The publication online of documents seized at Osama bin Laden’s house underlines the gulf between western and jihadi thinking.
A cache of documents seized by US Navy Seals as they raided Osama bin Laden’s Abbotabad hideaway and now released online, give the impression of an ageing CEO trying to keep control of a fragmenting and fractious company.
Bin Laden isn’t happy about the activities of the Pakistani franchise– killing too many Muslims is bad for al-Qaeda’s image, he thinks. Likewise, he has his doubts about Al Shabaab in Somalia, and refuses to let them become part of al-Qaeda.
The focus should return to America, he says, and analyses exactly how, suggesting the targetting of General David Petraeus, the commanding officer in Afghanistan, because “he is the man of the hour in this last year of war, and killing him would alter the war’s path.” The biggest target is President Obama, as that would elevate Vice President Biden, who is “totally unprepared for that post, which will lead the US into a crisis.”
Bin Laden frets over the actions of Faisal Shahzad who tried and failed to blow up Times Square in New York in May 2010. The problem, to bin Laden’s way of thinking, is that Shahzad must have sworn an oath to obtain US citizenship, and no good Muslim should go against an oath, as it “does not fall under permissible lying to the enemy.” Again, he’s worried about their image, and wants “to remove the suspicion that jihadis violate their oath.”
It’s an example of the gulf between western and jihadi thinking. When I was interviewing jihadis in Libya last year I struggled to understand that they make no distinction between civilians and soldiers – the distinction is between Muslims and non-Muslims. The idea of compromise with a political enemy is an anathema because they believe they are following God’s law, which is absolute.
Yet in other ways, the documents reveal an organisation with internal squabbles and dilemmas like any other. An advisor muses over the best way to promote Al Qaeda during the 10th anniversary of the 9/11 attacks. The Independent Middle East correspondent Robert Fisk might be a good conduit for their message, he thinks. Fox News, he writes “falls into the abyss…and lacks neutrality” so he’d rather go for MSNBC or even ABC.

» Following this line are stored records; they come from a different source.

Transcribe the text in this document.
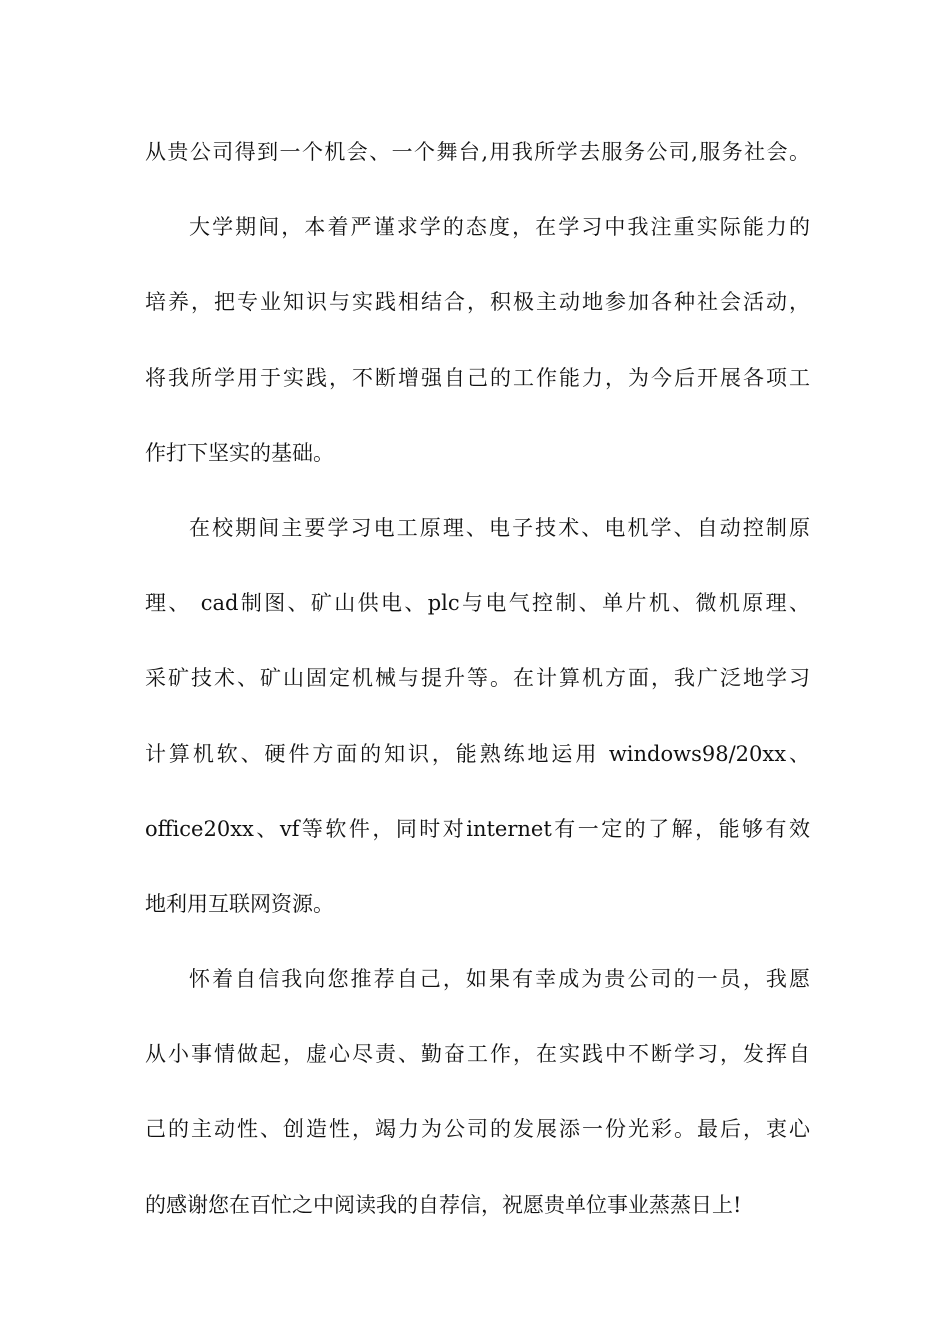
从贵公司得到一个机会、一个舞台,用我所学去服务公司,服务社会。
大学期间，本着严谨求学的态度，在学习中我注重实际能力的
培养，把专业知识与实践相结合，积极主动地参加各种社会活动，
将我所学用于实践，不断增强自己的工作能力，为今后开展各项工
作打下坚实的基础。
在校期间主要学习电工原理、电子技术、电机学、自动控制原
理、 cad制图、矿山供电、plc与电气控制、单片机、微机原理、
采矿技术、矿山固定机械与提升等。在计算机方面，我广泛地学习
计算机软、硬件方面的知识，能熟练地运用 windows98/20xx、
office20xx、vf等软件，同时对internet有一定的了解，能够有效
地利用互联网资源。
怀着自信我向您推荐自己，如果有幸成为贵公司的一员，我愿
从小事情做起，虚心尽责、勤奋工作，在实践中不断学习，发挥自
己的主动性、创造性，竭力为公司的发展添一份光彩。最后，衷心
的感谢您在百忙之中阅读我的自荐信，祝愿贵单位事业蒸蒸日上!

Bin Laden is much concerned with the fate of his many sons and daughters, who are spread all over the world. One daughter is under house arrest in Iran. He hopes a son will go to the Gulf state of Qatar. With his three wives and sundry small children, he hid in his house in Abbotabad, able to walk round the courtyard only once a day, spending much of his time watching videos and sending and receiving messages by courier. In the outside world, al-Qaeda was spinning out of his control – his exhortations to change tactics, or return to his original vision, largely ignored.